Ali Ayyash


I Quit My Job At Google to Launch a Blockchain Startup. Here’s Why I’m Glad I Did.

When I arrived at Google as a software engineer in June 2016, I was ecstatic.

I believed Google to be a company that prioritized innovation and encouraged personal creativity, so I was thrilled to be working somewhere that I could start flexing those mental muscles. I joined the Cloud Resource Hierarchy Team, and although I found the work interesting, I imagined I’d be making an impact outside of my team right away. That’s the kind of value I thought that Google placed upon creative thinking and good ideas.

But I quickly realized I was wrong. Within six months, I felt stifled.

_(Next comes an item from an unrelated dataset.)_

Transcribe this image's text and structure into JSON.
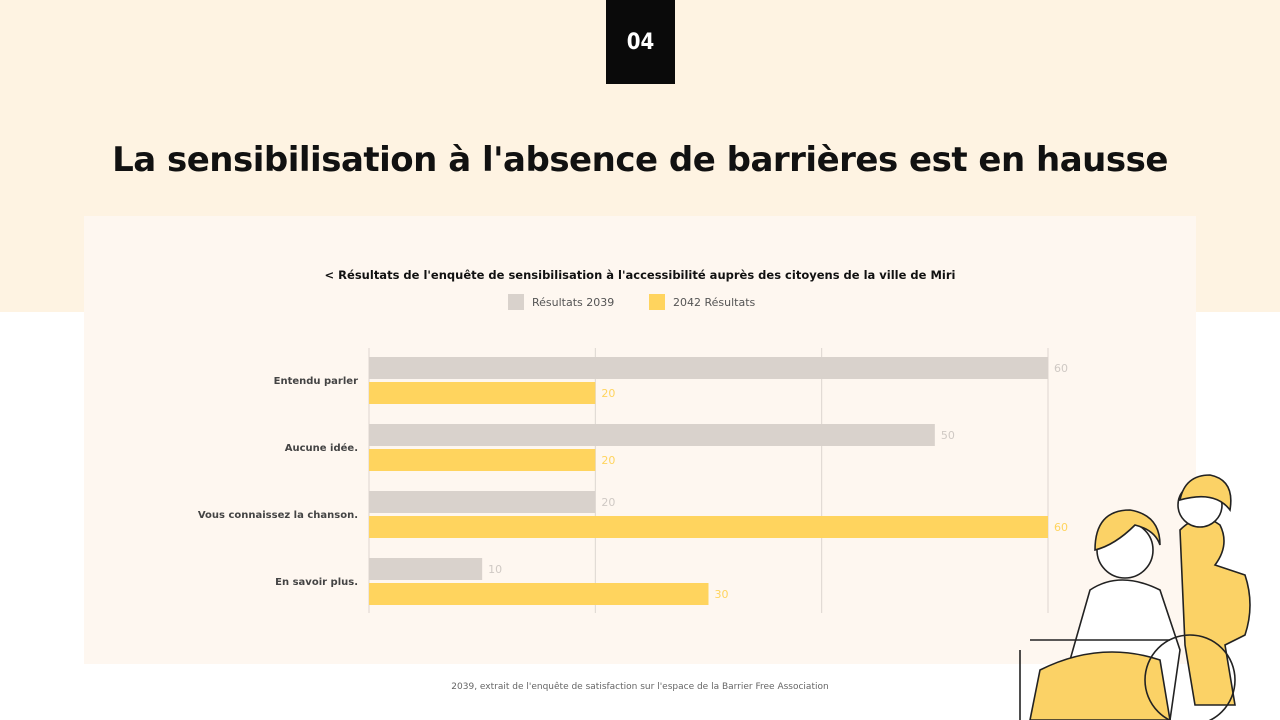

Google is a huge company, which meant it had a lot of bureaucratic hoops to jump through. I found that even though my opinion was valued inside the confines of my small team, I was limited in my capacity to contribute beyond that. The work I was doing was important, but it became clear that it would be the only work I would ever be able to do in my particular role.

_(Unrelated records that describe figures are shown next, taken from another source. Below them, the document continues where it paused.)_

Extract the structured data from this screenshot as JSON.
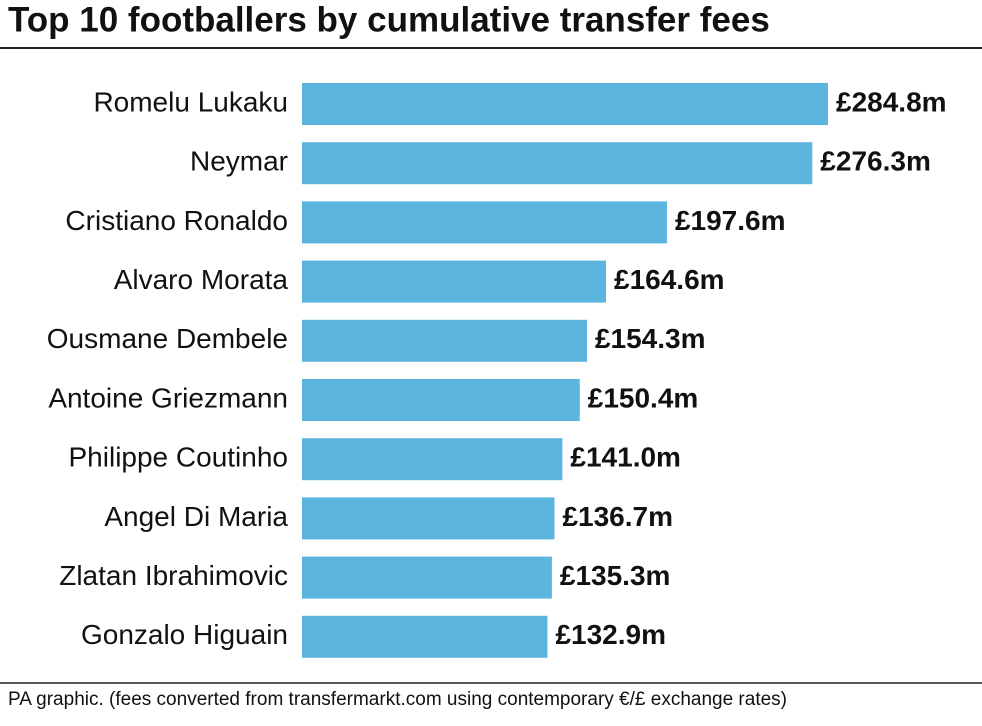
{
  "chart_data": {
    "type": "bar",
    "orientation": "horizontal",
    "title": "Top 10 footballers by cumulative transfer fees",
    "categories": [
      "Romelu Lukaku",
      "Neymar",
      "Cristiano Ronaldo",
      "Alvaro Morata",
      "Ousmane Dembele",
      "Antoine Griezmann",
      "Philippe Coutinho",
      "Angel Di Maria",
      "Zlatan Ibrahimovic",
      "Gonzalo Higuain"
    ],
    "values": [
      284.8,
      276.3,
      197.6,
      164.6,
      154.3,
      150.4,
      141.0,
      136.7,
      135.3,
      132.9
    ],
    "value_labels": [
      "£284.8m",
      "£276.3m",
      "£197.6m",
      "£164.6m",
      "£154.3m",
      "£150.4m",
      "£141.0m",
      "£136.7m",
      "£135.3m",
      "£132.9m"
    ],
    "color": "#5bb5de",
    "footnote": "PA graphic. (fees converted from transfermarkt.com using contemporary €/£ exchange rates)"
  }
}
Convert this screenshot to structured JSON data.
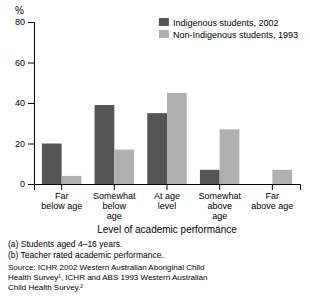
{
  "chart_data": {
    "type": "bar",
    "xlabel": "Level of academic performance",
    "ylabel": "%",
    "categories": [
      "Far\nbelow age",
      "Somewhat\nbelow\nage",
      "At age\nlevel",
      "Somewhat\nabove\nage",
      "Far\nabove age"
    ],
    "series": [
      {
        "name": "Indigenous students, 2002",
        "color": "#555555",
        "values": [
          20,
          39,
          35,
          7,
          0
        ]
      },
      {
        "name": "Non-Indigenous students, 1993",
        "color": "#b0b0b0",
        "values": [
          4,
          17,
          45,
          27,
          7
        ]
      }
    ],
    "ylim": [
      0,
      80
    ],
    "yticks": [
      0,
      20,
      40,
      60,
      80
    ],
    "grid": false,
    "legend": "upper right",
    "annotations": [
      "(a) Students aged 4–16 years.",
      "(b) Teacher rated academic performance.",
      "Source: ICHR 2002 Western Australian Aboriginal Child\nHealth Survey¹, ICHR and ABS 1993 Western Australian\nChild Health Survey.²"
    ]
  }
}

I was happy, sure, but fulfilled? Not particularly. I worked hard, but something was missing.

I knew I needed a change.

Then, in January of 2017, I became interested in blockchain.

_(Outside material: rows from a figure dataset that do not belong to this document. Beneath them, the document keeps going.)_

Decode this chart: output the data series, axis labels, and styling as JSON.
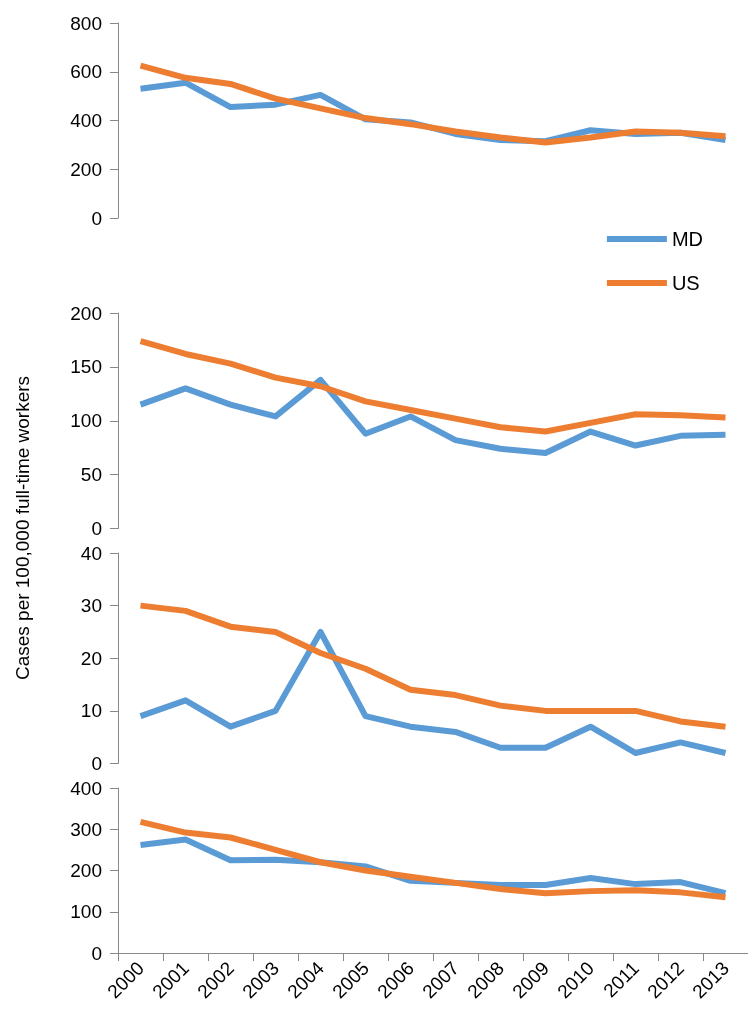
{
  "chart_data": [
    {
      "type": "line",
      "categories": [
        "2000",
        "2001",
        "2002",
        "2003",
        "2004",
        "2005",
        "2006",
        "2007",
        "2008",
        "2009",
        "2010",
        "2011",
        "2012",
        "2013"
      ],
      "series": [
        {
          "name": "MD",
          "color": "#5b9bd5",
          "values": [
            530,
            555,
            455,
            465,
            505,
            405,
            392,
            345,
            320,
            315,
            360,
            345,
            350,
            320
          ]
        },
        {
          "name": "US",
          "color": "#ed7d31",
          "values": [
            625,
            575,
            550,
            490,
            450,
            410,
            385,
            355,
            330,
            310,
            330,
            355,
            350,
            335
          ]
        }
      ],
      "ylim": [
        0,
        800
      ],
      "yticks": [
        0,
        200,
        400,
        600,
        800
      ],
      "tick_labels": "y",
      "legend": "bottom right",
      "grid": false,
      "marker": "none",
      "line_style": "solid"
    },
    {
      "type": "line",
      "categories": [
        "2000",
        "2001",
        "2002",
        "2003",
        "2004",
        "2005",
        "2006",
        "2007",
        "2008",
        "2009",
        "2010",
        "2011",
        "2012",
        "2013"
      ],
      "series": [
        {
          "color": "#5b9bd5",
          "values": [
            115,
            130,
            115,
            104,
            138,
            88,
            104,
            82,
            74,
            70,
            90,
            77,
            86,
            87
          ]
        },
        {
          "color": "#ed7d31",
          "values": [
            174,
            162,
            153,
            140,
            132,
            118,
            110,
            102,
            94,
            90,
            98,
            106,
            105,
            103
          ]
        }
      ],
      "ylim": [
        0,
        200
      ],
      "yticks": [
        0,
        50,
        100,
        150,
        200
      ],
      "tick_labels": "y",
      "grid": false,
      "marker": "none",
      "line_style": "solid"
    },
    {
      "type": "line",
      "ylabel": "Cases per 100,000 full-time workers",
      "categories": [
        "2000",
        "2001",
        "2002",
        "2003",
        "2004",
        "2005",
        "2006",
        "2007",
        "2008",
        "2009",
        "2010",
        "2011",
        "2012",
        "2013"
      ],
      "series": [
        {
          "color": "#5b9bd5",
          "values": [
            9,
            12,
            7,
            10,
            25,
            9,
            7,
            6,
            3,
            3,
            7,
            2,
            4,
            2
          ]
        },
        {
          "color": "#ed7d31",
          "values": [
            30,
            29,
            26,
            25,
            21,
            18,
            14,
            13,
            11,
            10,
            10,
            10,
            8,
            7
          ]
        }
      ],
      "ylim": [
        0,
        40
      ],
      "yticks": [
        0,
        10,
        20,
        30,
        40
      ],
      "tick_labels": "y",
      "grid": false,
      "marker": "none",
      "line_style": "solid"
    },
    {
      "type": "line",
      "categories": [
        "2000",
        "2001",
        "2002",
        "2003",
        "2004",
        "2005",
        "2006",
        "2007",
        "2008",
        "2009",
        "2010",
        "2011",
        "2012",
        "2013"
      ],
      "series": [
        {
          "color": "#5b9bd5",
          "values": [
            262,
            275,
            225,
            226,
            220,
            210,
            175,
            170,
            165,
            165,
            182,
            167,
            172,
            145
          ]
        },
        {
          "color": "#ed7d31",
          "values": [
            318,
            292,
            280,
            250,
            220,
            200,
            185,
            170,
            155,
            145,
            150,
            152,
            147,
            135
          ]
        }
      ],
      "ylim": [
        0,
        400
      ],
      "yticks": [
        0,
        100,
        200,
        300,
        400
      ],
      "grid": false,
      "marker": "none",
      "line_style": "solid"
    }
  ]
}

The first blockchain platform I really started investigating was Ethereum. I researched the data structures underlying it. Then, mostly for fun, I wrote my first smart contract. (Smart contracts run on Ethereum.)

The blockchain technology powering Ethereum made sense to me almost immediately. I’d spent my career up to that point working on distributed systems and cloud-based infrastructure for centralized companies like Google, IBM, and Amazon. Each of those companies harbored and controlled all of the data they collected.

But blockchain technology is not limited by the governance of a central authority. It removes these gatekeepers from the equation, and in turn emancipates that data.

I saw blockchain as almost a form of data-democratization, an important social innovation.

In addition to optimizing distributed systems, allowing for bigger throughputs and lower latency, the technology enables consumers to see what is happening with their personal information. And it protects that data with more powerful forms of encryption.

Blockchain felt like an exciting and worthwhile innovation, and I wanted to be part of it.

It was around that time that Jon Chou, one of my co-founders at Bee Token, reached out. He had a vision. What he described was a decentralized home-sharing network built on open Ethereum protocols that was powered by Bee Token’s own utility token — it would be like an Airbnb on the blockchain.

It was clear that this network offered distinct advantages over the predominant, centralized home-sharing model, and I was excited by that prospect. But I was also, by that time, very ready to start working on something new — something without bureaucratic limitations or defined creative boundaries. Something exciting, something different — something important.

Given my burgeoning interest in blockchain, along with my previous experience working with distributed systems, this felt like the perfect opportunity — a real and valuable application of the technology I’d become so intrigued by.

After a few more final conversations with Jon, I gave Google my two weeks notice.

The differences between working for a company like Google and a company like Bee Token are stark.

At Bee Token, I have the ability to build things from scratch. I have the ability to be creative and to innovate. Change happens quickly, and decisions are made even quicker. There’s no red tape to dance around.

I’m asked sometimes now if I was nervous at all about leaving Google. Google was safe. Google was a sure thing. Each time my answer is a resounding, “No.”

I believe that you cannot truly learn the ins and outs of something new — or truly experience or benefit from a new opportunity — unless you put everything on the line for it.

No longer do I feel limited or boxed in. Now, I feel like I’m making an impact. Now, I am more in control of my creative output.

This intellectual freedom is fulfilling, but perhaps even more fulfilling is the challenge we’re taking on at Bee Token to set an example around how to successfully and properly harness blockchain technology. We’re defining best practices as we’re creating them. We are, in this sense, trailblazers — harbingers of a revolution. That’s an exciting camp to be in.

But just like any new and rapidly growing space, blockchain has its own unique challenges.

Given that it’s uncharted territory, there are a lot of newcomers who are only interacting with the technology in an effort to quickly monetize it. At the same time, there are a lot of scammers and hackers lurking in these open waters, looking to take advantage of the new, less experienced sailors.

At some point, however, I do believe that the technology will be more robust and more widespread, allowing us to more easily fight those with nefarious intent. Those starting bad projects will become overshadowed by the better projects that utilize the technology correctly and with good intentions.

But even right now, in our blooming present, I’m more excited about what I’m doing than I have been in a long time. In my previous, more definitively corporate positions, I played a minor, prefixed role in operating a much larger machine.

But here, in this new world, I have the chance to be a trailblazer — to lead a revolution.

It’s a chance I’d encourage anyone with stifled creativity to consider taking.